Les Matriarches cillèrent toutes les deux et Amys tira sur son châle, mais Egwene ne s’en aperçut pas.

— La Lumière seule sait ce que Rand voudra faire à ce moment-là, conclut-elle.

— Dans sept jours, enchaîna Nynaeve, nous aurons pris à Liandrin ce que ses complices et elle cherchent avec tant d’acharnement.

Un vœu pieux… Plus vraisemblablement, l’Ajah Noir détiendrait l’arme mystérieuse.

Repensant à leur réaction, Nynaeve en déduisit que les Matriarches n’étaient pas certaines de voir tous les Aiels se rallier à Rand. Egwene doutant de son côté des intentions du jeune homme, personne dans cette affaire n’avait l’ombre d’une certitude. Mais il aurait été inutilement cruel d’ajouter encore du poids au fardeau d’Egwene en évoquant tout ce qui à Tanchico était également loin d’être gagné.

— Au moment du prochain rendez-vous, assura donc Nynaeve, nous aurons capturé toutes ces femmes et elles seront en route pour la Tour Blanche afin d’être jugées. S’il le faut, nous les mettrons dans des sacs, comme on le fait pour les oies.
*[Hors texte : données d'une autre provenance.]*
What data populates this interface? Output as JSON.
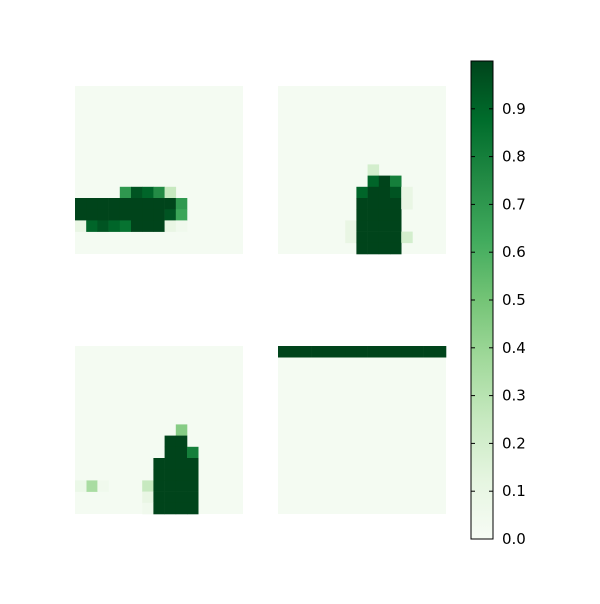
{
  "chart_data": {
    "type": "heatmap",
    "colormap": "Greens",
    "colormap_stops": [
      "#f7fcf5",
      "#e5f5e0",
      "#c7e9c0",
      "#a1d99b",
      "#74c476",
      "#41ab5d",
      "#238b45",
      "#006d2c",
      "#00441b"
    ],
    "grid": false,
    "panels": [
      {
        "rows": 15,
        "cols": 15,
        "background_value": 0.02,
        "cells": [
          {
            "r": 9,
            "c": 4,
            "v": 0.7
          },
          {
            "r": 9,
            "c": 5,
            "v": 0.95
          },
          {
            "r": 9,
            "c": 6,
            "v": 0.9
          },
          {
            "r": 9,
            "c": 7,
            "v": 0.75
          },
          {
            "r": 9,
            "c": 8,
            "v": 0.25
          },
          {
            "r": 10,
            "c": 0,
            "v": 1.0
          },
          {
            "r": 10,
            "c": 1,
            "v": 1.0
          },
          {
            "r": 10,
            "c": 2,
            "v": 1.0
          },
          {
            "r": 10,
            "c": 3,
            "v": 1.0
          },
          {
            "r": 10,
            "c": 4,
            "v": 1.0
          },
          {
            "r": 10,
            "c": 5,
            "v": 1.0
          },
          {
            "r": 10,
            "c": 6,
            "v": 1.0
          },
          {
            "r": 10,
            "c": 7,
            "v": 1.0
          },
          {
            "r": 10,
            "c": 8,
            "v": 1.0
          },
          {
            "r": 10,
            "c": 9,
            "v": 0.7
          },
          {
            "r": 11,
            "c": 0,
            "v": 1.0
          },
          {
            "r": 11,
            "c": 1,
            "v": 1.0
          },
          {
            "r": 11,
            "c": 2,
            "v": 1.0
          },
          {
            "r": 11,
            "c": 3,
            "v": 1.0
          },
          {
            "r": 11,
            "c": 4,
            "v": 1.0
          },
          {
            "r": 11,
            "c": 5,
            "v": 1.0
          },
          {
            "r": 11,
            "c": 6,
            "v": 1.0
          },
          {
            "r": 11,
            "c": 7,
            "v": 1.0
          },
          {
            "r": 11,
            "c": 8,
            "v": 0.95
          },
          {
            "r": 11,
            "c": 9,
            "v": 0.65
          },
          {
            "r": 12,
            "c": 0,
            "v": 0.1
          },
          {
            "r": 12,
            "c": 1,
            "v": 0.9
          },
          {
            "r": 12,
            "c": 2,
            "v": 0.95
          },
          {
            "r": 12,
            "c": 3,
            "v": 0.9
          },
          {
            "r": 12,
            "c": 4,
            "v": 0.85
          },
          {
            "r": 12,
            "c": 5,
            "v": 1.0
          },
          {
            "r": 12,
            "c": 6,
            "v": 1.0
          },
          {
            "r": 12,
            "c": 7,
            "v": 1.0
          },
          {
            "r": 12,
            "c": 8,
            "v": 0.1
          },
          {
            "r": 12,
            "c": 9,
            "v": 0.05
          }
        ]
      },
      {
        "rows": 15,
        "cols": 15,
        "background_value": 0.02,
        "cells": [
          {
            "r": 7,
            "c": 8,
            "v": 0.2
          },
          {
            "r": 8,
            "c": 8,
            "v": 0.9
          },
          {
            "r": 8,
            "c": 9,
            "v": 1.0
          },
          {
            "r": 8,
            "c": 10,
            "v": 0.8
          },
          {
            "r": 9,
            "c": 7,
            "v": 0.9
          },
          {
            "r": 9,
            "c": 8,
            "v": 1.0
          },
          {
            "r": 9,
            "c": 9,
            "v": 1.0
          },
          {
            "r": 9,
            "c": 10,
            "v": 0.95
          },
          {
            "r": 9,
            "c": 11,
            "v": 0.1
          },
          {
            "r": 10,
            "c": 7,
            "v": 1.0
          },
          {
            "r": 10,
            "c": 8,
            "v": 1.0
          },
          {
            "r": 10,
            "c": 9,
            "v": 1.0
          },
          {
            "r": 10,
            "c": 10,
            "v": 1.0
          },
          {
            "r": 10,
            "c": 11,
            "v": 0.1
          },
          {
            "r": 11,
            "c": 7,
            "v": 1.0
          },
          {
            "r": 11,
            "c": 8,
            "v": 1.0
          },
          {
            "r": 11,
            "c": 9,
            "v": 1.0
          },
          {
            "r": 11,
            "c": 10,
            "v": 1.0
          },
          {
            "r": 12,
            "c": 6,
            "v": 0.1
          },
          {
            "r": 12,
            "c": 7,
            "v": 1.0
          },
          {
            "r": 12,
            "c": 8,
            "v": 1.0
          },
          {
            "r": 12,
            "c": 9,
            "v": 1.0
          },
          {
            "r": 12,
            "c": 10,
            "v": 1.0
          },
          {
            "r": 13,
            "c": 6,
            "v": 0.1
          },
          {
            "r": 13,
            "c": 7,
            "v": 1.0
          },
          {
            "r": 13,
            "c": 8,
            "v": 1.0
          },
          {
            "r": 13,
            "c": 9,
            "v": 1.0
          },
          {
            "r": 13,
            "c": 10,
            "v": 1.0
          },
          {
            "r": 13,
            "c": 11,
            "v": 0.2
          },
          {
            "r": 14,
            "c": 7,
            "v": 1.0
          },
          {
            "r": 14,
            "c": 8,
            "v": 1.0
          },
          {
            "r": 14,
            "c": 9,
            "v": 1.0
          },
          {
            "r": 14,
            "c": 10,
            "v": 1.0
          }
        ]
      },
      {
        "rows": 15,
        "cols": 15,
        "background_value": 0.02,
        "cells": [
          {
            "r": 7,
            "c": 9,
            "v": 0.45
          },
          {
            "r": 8,
            "c": 8,
            "v": 1.0
          },
          {
            "r": 8,
            "c": 9,
            "v": 1.0
          },
          {
            "r": 9,
            "c": 8,
            "v": 1.0
          },
          {
            "r": 9,
            "c": 9,
            "v": 1.0
          },
          {
            "r": 9,
            "c": 10,
            "v": 0.8
          },
          {
            "r": 10,
            "c": 7,
            "v": 1.0
          },
          {
            "r": 10,
            "c": 8,
            "v": 1.0
          },
          {
            "r": 10,
            "c": 9,
            "v": 1.0
          },
          {
            "r": 10,
            "c": 10,
            "v": 1.0
          },
          {
            "r": 11,
            "c": 7,
            "v": 1.0
          },
          {
            "r": 11,
            "c": 8,
            "v": 1.0
          },
          {
            "r": 11,
            "c": 9,
            "v": 1.0
          },
          {
            "r": 11,
            "c": 10,
            "v": 1.0
          },
          {
            "r": 12,
            "c": 1,
            "v": 0.35
          },
          {
            "r": 12,
            "c": 0,
            "v": 0.08
          },
          {
            "r": 12,
            "c": 2,
            "v": 0.05
          },
          {
            "r": 12,
            "c": 6,
            "v": 0.25
          },
          {
            "r": 12,
            "c": 7,
            "v": 1.0
          },
          {
            "r": 12,
            "c": 8,
            "v": 1.0
          },
          {
            "r": 12,
            "c": 9,
            "v": 1.0
          },
          {
            "r": 12,
            "c": 10,
            "v": 1.0
          },
          {
            "r": 13,
            "c": 6,
            "v": 0.1
          },
          {
            "r": 13,
            "c": 7,
            "v": 1.0
          },
          {
            "r": 13,
            "c": 8,
            "v": 1.0
          },
          {
            "r": 13,
            "c": 9,
            "v": 1.0
          },
          {
            "r": 13,
            "c": 10,
            "v": 1.0
          },
          {
            "r": 14,
            "c": 6,
            "v": 0.05
          },
          {
            "r": 14,
            "c": 7,
            "v": 1.0
          },
          {
            "r": 14,
            "c": 8,
            "v": 1.0
          },
          {
            "r": 14,
            "c": 9,
            "v": 1.0
          },
          {
            "r": 14,
            "c": 10,
            "v": 1.0
          }
        ]
      },
      {
        "rows": 15,
        "cols": 15,
        "background_value": 0.02,
        "cells": [
          {
            "r": 0,
            "c": 0,
            "v": 1.0
          },
          {
            "r": 0,
            "c": 1,
            "v": 1.0
          },
          {
            "r": 0,
            "c": 2,
            "v": 1.0
          },
          {
            "r": 0,
            "c": 3,
            "v": 1.0
          },
          {
            "r": 0,
            "c": 4,
            "v": 1.0
          },
          {
            "r": 0,
            "c": 5,
            "v": 1.0
          },
          {
            "r": 0,
            "c": 6,
            "v": 1.0
          },
          {
            "r": 0,
            "c": 7,
            "v": 1.0
          },
          {
            "r": 0,
            "c": 8,
            "v": 1.0
          },
          {
            "r": 0,
            "c": 9,
            "v": 1.0
          },
          {
            "r": 0,
            "c": 10,
            "v": 1.0
          },
          {
            "r": 0,
            "c": 11,
            "v": 1.0
          },
          {
            "r": 0,
            "c": 12,
            "v": 1.0
          },
          {
            "r": 0,
            "c": 13,
            "v": 1.0
          },
          {
            "r": 0,
            "c": 14,
            "v": 1.0
          }
        ]
      }
    ],
    "colorbar": {
      "vmin": 0.0,
      "vmax": 1.0,
      "ticks": [
        0.0,
        0.1,
        0.2,
        0.3,
        0.4,
        0.5,
        0.6,
        0.7,
        0.8,
        0.9
      ],
      "tick_labels": [
        "0.0",
        "0.1",
        "0.2",
        "0.3",
        "0.4",
        "0.5",
        "0.6",
        "0.7",
        "0.8",
        "0.9"
      ]
    }
  }
}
— Nynaeve, souffla Egwene, essaie d’être prudente. Je sais que ce mot ne fait pas partie de ton vocabulaire, mais essaie quand même. Et fais part de ce conseil à Elayne. Elle est moins… téméraire… que toi, mais pas tant que ça, tout compte fait.
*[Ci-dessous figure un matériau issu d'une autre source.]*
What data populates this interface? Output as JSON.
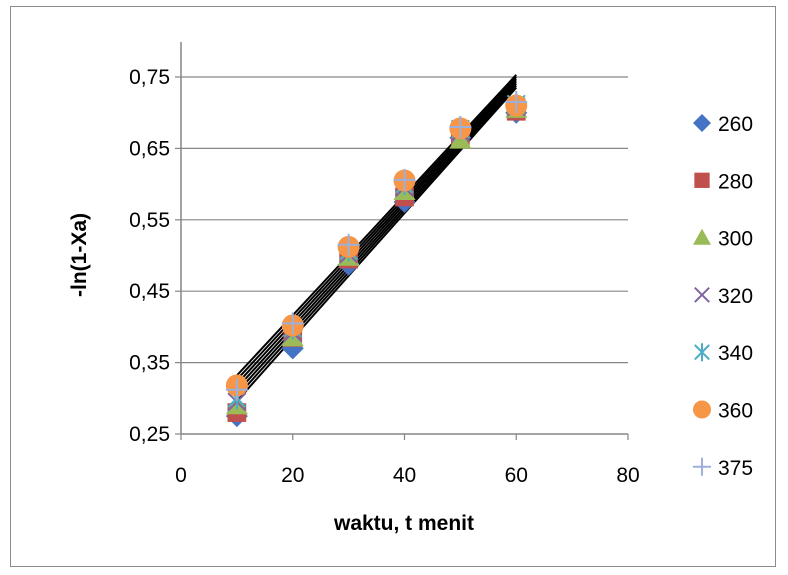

Amys et Bair posèrent chacune une main sur l’épaule d’Egwene. En un clin d’œil, Nynaeve se retrouva seule dans le Cœur de la Pierre.
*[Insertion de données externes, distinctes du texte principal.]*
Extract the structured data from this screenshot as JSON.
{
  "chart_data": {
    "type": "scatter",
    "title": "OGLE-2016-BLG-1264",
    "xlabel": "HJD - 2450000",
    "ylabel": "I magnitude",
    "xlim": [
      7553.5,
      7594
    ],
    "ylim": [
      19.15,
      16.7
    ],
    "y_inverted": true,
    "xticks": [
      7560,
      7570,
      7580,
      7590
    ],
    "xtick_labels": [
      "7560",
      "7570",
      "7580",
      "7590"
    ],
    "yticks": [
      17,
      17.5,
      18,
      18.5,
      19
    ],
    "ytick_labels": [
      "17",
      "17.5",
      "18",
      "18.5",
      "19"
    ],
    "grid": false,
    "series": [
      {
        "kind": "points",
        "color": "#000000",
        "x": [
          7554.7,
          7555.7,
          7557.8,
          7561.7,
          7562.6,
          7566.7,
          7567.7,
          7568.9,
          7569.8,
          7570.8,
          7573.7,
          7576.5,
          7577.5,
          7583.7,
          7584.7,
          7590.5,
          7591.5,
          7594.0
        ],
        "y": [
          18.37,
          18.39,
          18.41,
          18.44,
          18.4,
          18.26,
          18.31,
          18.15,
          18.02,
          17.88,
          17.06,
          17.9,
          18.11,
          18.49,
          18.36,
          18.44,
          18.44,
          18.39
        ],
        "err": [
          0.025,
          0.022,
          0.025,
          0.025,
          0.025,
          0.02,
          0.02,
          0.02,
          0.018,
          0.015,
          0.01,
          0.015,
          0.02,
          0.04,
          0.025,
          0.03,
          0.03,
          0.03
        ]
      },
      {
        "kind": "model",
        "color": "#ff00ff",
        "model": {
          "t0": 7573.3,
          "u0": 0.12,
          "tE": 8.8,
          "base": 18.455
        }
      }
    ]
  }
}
Essayer d’être prudente ? Stupide enfant ! La prudence était le premier souci de Nynaeve. Et pourquoi Egwene avait-elle eu cette hésitation sur le mot « téméraire » ? Aurait-elle voulu dire autre chose ? Au lieu de tirer sur sa natte, Nynaeve croisa les bras. Plus que probablement, il valait mieux qu’elle ne sache pas ce qu’avait failli dire la jeune femme.

Soudain, elle s’avisa qu’elle avait oublié de mentionner Egeanin. Au fond, c’était peut-être mieux, parce que ç’aurait réveillé chez Egwene de douloureux souvenirs. Des semaines après avoir été libérée, la pauvre petite faisait encore des cauchemars d’où elle émergeait en criant qu’elle ne voulait pas être enchaînée. Mieux valait enterrer tout ça. D’autant plus qu’Egwene ne rencontrerait sûrement jamais la Seanchanienne.